Furthermore, since the tiles are embedded at the same time as the concrete plate is manufactured, the manufacturing process is omitted, and the manufacturing cost is about 1/3 that of the conventional method.

Furthermore, when a tile-embedded concrete board was manufactured in the same manner using guidance board tiles for visually impaired people, the tiles could be firmly fixed as in the example, and furthermore, the manufacturing process could be significantly omitted.

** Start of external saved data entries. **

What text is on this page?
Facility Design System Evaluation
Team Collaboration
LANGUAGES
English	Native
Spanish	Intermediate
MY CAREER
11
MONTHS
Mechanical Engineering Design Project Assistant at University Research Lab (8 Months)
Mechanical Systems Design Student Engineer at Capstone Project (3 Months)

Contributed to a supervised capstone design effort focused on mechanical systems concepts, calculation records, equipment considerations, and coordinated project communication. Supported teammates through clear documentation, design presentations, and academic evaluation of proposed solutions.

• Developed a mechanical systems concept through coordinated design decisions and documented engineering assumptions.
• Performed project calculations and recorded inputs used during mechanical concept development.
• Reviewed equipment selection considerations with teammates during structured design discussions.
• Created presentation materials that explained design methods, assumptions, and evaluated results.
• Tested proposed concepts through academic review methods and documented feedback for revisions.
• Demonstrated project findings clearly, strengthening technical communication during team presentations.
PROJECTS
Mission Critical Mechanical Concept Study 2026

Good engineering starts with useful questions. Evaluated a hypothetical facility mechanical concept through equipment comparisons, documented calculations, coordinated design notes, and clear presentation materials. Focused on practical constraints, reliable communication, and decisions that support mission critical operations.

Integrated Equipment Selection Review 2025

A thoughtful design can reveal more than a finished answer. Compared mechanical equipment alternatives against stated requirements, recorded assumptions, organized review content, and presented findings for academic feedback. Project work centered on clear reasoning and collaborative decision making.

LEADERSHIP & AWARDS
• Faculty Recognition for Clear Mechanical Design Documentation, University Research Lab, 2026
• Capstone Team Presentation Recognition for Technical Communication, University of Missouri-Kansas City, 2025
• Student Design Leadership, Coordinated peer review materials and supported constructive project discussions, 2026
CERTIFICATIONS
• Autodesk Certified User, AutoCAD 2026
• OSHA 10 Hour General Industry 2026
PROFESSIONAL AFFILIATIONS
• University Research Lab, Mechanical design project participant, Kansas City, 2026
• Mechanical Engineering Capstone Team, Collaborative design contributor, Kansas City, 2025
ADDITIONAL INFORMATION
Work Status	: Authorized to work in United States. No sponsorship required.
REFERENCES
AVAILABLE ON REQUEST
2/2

[Effects of the Invention] By using the method for manufacturing a tile-embedded concrete board of the present invention, a tile-embedded concrete board to which tiles are firmly fixed can be manufactured. Moreover, since the manufacturing process is simplified, the economical effect is great.

[Brief explanation of the drawing]

Fig. 1 is a sectional view for explaining one embodiment of the present invention, Fig. 2 is a perspective view of a holder used therein, and Fig. 3 is an illustration of a holder used therein and fixing of tiles to the holder. A perspective view, FIG. 4, is a perspective view of a tile-embedded concrete board manufactured thereby. , 1... Holder 2... Fixing hole 3... Tile 4... Formwork 5... Concrete

Claims (1)

[Claims] 1. A tile is fixed to a highly elastic holder having fixing holes of the same shape as the tile, and the holder is fixed to the formwork as a bottom plate of a concrete plate formwork, and excess water is drained away. A method for manufacturing a tile-embedded concrete board, characterized by pouring uncontained concrete into the formwork, applying vibration and pressure to the formwork, and then hardening. 2. The method for manufacturing a tile-embedded concrete board according to claim 1, wherein the concrete is cured with the formwork removed. 3. The method for manufacturing a tile-embedded concrete board according to claim 1 or 2, wherein the holder is made of rubber. 4. The method for manufacturing a tile-embedded concrete board according to any one of claims 1 to 3, wherein the tile is made of resin.